After more than a week of fighting in the latest flare-up of the Palestinian-Israeli conflict, a ceasefire was agreed on Nov. 21 between Israel and the Islamist Hamas movement ruling the Gaza Strip. The violence killed 163 Palestinians and six Israelis.
Shortly before the ceasefire, Israeli civilians sitting atop a hill in the city of Sderot watched as two Palestinian rockets flew towards southern Israel.
Gaza ceasefire holds but mistrust runs deep
A ceasefire between Israel and Hamas held firm on Nov. 22 with scenes of joy among the ruins in Gaza over what Palestinians hailed as a victory, and both sides saying their fingers were still on the trigger.
In the sudden calm, Palestinians who had been under Israeli bombs for eight days poured into Gaza streets for a celebratory rally, walking past wrecked houses and government buildings.
But as a precaution, schools stayed closed in southern Israel, where nerves were jangled by warning sirens - a false alarm, the army said - after a constant rain of rockets during the most serious Israeli-Palestinian fighting in four years.
Israel had launched its strikes last week with a declared aim of ending rocket attacks on its territory from Gaza, ruled by the Islamist militant group Hamas, which denies Israel's right to exist. Hamas had responded with more rockets.
The truce brokered by Egypt's new Islamist leaders, working with the United States, headed off an Israeli invasion of Gaza.
It was the fruit of intensive diplomacy spurred by U.S. President Barack Obama, who sent his secretary of state to Cairo and backed her up with phone calls to Israeli Prime Minister Benjamin Netanyahu and Egyptian President Mohamed Mursi.
Mursi's role in cajoling his Islamist soulmates in Gaza into the U.S.-backed deal with Israel suggested that Washington can find ways to cooperate with the Muslim Brotherhood leader whom Egyptians elected after toppling former U.S. ally Hosni Mubarak, a bulwark of American policy in the Middle East for 30 years.
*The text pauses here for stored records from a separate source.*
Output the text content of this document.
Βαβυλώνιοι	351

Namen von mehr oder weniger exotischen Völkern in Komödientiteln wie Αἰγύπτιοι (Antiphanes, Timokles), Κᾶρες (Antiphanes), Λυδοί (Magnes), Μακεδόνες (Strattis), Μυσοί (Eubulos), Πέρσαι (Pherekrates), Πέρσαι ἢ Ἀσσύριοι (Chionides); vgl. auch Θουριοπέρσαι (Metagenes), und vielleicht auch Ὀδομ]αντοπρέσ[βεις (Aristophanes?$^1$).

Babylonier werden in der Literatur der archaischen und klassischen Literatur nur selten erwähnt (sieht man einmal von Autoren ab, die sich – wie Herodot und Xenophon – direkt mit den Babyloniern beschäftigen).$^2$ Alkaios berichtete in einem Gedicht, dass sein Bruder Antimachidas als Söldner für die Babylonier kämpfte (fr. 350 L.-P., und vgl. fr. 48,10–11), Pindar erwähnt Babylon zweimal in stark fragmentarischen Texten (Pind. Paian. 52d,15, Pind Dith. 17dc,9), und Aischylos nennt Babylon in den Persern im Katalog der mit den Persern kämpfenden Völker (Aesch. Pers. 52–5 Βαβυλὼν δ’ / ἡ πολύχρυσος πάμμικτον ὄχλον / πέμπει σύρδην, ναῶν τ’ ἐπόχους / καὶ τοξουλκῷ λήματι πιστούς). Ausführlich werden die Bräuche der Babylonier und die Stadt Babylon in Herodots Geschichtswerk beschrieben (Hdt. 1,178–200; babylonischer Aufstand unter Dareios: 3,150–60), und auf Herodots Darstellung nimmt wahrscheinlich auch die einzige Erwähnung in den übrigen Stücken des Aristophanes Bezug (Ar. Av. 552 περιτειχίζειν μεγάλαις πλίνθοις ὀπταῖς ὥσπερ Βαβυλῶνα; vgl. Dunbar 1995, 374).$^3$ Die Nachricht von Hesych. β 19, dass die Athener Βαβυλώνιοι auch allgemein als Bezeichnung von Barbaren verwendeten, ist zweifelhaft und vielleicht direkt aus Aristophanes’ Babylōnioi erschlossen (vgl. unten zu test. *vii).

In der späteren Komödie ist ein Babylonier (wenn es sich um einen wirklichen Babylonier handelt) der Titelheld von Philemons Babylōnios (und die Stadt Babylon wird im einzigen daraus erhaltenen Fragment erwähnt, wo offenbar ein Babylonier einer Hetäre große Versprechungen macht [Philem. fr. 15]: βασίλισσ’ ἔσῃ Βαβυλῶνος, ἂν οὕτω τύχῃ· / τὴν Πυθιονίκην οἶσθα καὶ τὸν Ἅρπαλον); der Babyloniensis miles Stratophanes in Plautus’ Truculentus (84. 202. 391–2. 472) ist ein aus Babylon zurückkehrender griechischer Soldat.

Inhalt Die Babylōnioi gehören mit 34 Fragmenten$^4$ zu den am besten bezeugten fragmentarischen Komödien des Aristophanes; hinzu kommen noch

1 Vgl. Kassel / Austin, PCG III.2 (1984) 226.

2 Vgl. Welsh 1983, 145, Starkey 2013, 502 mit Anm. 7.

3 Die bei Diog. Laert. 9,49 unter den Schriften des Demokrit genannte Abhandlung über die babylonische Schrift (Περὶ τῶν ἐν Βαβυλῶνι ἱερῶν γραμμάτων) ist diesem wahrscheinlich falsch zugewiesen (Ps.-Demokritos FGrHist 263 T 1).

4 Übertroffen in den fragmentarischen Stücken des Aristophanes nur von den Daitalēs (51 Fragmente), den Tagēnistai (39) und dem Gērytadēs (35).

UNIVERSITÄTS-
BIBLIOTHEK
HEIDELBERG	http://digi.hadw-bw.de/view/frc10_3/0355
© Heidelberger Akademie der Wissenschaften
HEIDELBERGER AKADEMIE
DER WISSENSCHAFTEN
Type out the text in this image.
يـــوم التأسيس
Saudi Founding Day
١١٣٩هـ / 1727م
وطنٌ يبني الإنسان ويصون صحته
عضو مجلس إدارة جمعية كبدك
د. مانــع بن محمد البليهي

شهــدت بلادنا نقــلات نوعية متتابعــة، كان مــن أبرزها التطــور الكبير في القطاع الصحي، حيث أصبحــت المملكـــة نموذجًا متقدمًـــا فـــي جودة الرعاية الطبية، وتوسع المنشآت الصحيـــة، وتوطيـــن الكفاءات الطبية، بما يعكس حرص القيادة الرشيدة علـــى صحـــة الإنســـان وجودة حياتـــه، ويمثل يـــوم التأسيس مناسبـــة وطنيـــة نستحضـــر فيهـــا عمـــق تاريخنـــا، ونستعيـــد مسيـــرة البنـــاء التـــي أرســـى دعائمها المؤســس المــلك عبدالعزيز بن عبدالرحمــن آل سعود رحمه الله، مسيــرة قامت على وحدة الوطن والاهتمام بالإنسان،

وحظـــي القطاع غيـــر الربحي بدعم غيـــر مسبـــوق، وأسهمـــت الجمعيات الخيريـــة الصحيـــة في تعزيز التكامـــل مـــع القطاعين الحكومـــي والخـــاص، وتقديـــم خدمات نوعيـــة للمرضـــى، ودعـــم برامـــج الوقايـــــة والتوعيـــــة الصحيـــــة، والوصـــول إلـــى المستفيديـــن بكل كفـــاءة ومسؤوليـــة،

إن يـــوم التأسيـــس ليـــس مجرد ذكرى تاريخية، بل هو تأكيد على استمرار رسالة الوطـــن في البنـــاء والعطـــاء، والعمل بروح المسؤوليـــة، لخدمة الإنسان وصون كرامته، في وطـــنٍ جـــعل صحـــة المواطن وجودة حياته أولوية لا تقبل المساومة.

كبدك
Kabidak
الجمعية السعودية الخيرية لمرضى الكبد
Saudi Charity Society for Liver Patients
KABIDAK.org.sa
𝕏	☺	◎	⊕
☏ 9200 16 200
Mursi, preoccupied with Egypt's economic crisis, cannot afford to tamper with a 1979 peace treaty with Israel, despite its unpopularity with Egyptians, and needs U.S. financial aid.
Despite the quiet on the battlefield, the death toll from the Gaza conflict crept up on both sides.
The body of Mohammed al-Dalu, 25, was recovered from the rubble of a house where nine of his relatives - four children and five women - were killed by an Israeli bomb this week.
That raised to 163 the number of Palestinians killed, more than half of them civilians, including 37 children, during the Israeli onslaught, according to Gaza medical officials.
Nearly 1,400 rockets struck Israel, killing four civilians and two soldiers, including an officer who died on Thursday of wounds sustained the day before, the Israeli army said.
Israel dropped 1,000 times as much explosive on the Gaza Strip as landed on its soil, Defence Minister Ehud Barak said.
Municipal workers in Gaza began cleaning streets and removing the rubble of bombed buildings. Stores opened and people flocked to markets to buy food.
Jubilant crowds celebrated, with most people waving green Hamas flags but some carrying the yellow emblems of the rival Fatah group, led by Western-backed President Mahmoud Abbas.
That marked a rare show of unity five years after Hamas, which won a Palestinian poll in 2006, forcibly wrested Gaza from Fatah, still dominant in the Israeli-occupied West Bank.
Israel began ferrying tanks northwards, away from the border, on transporters. It plans to discharge gradually tens of thousands of reservists called up for a possible Gaza invasion.
But trust between Israel and Hamas remains in short supply and both said they might well have to fight again.
"The battle with the enemy has not ended yet," Abu Ubaida, spokesman of Hamas's armed wing Izz el-Deen Al-Qassam Brigades, said at an event to mourn its acting military chief Ahmed al-Jaabari, whose killing by Israel on Nov. 14 set off this round.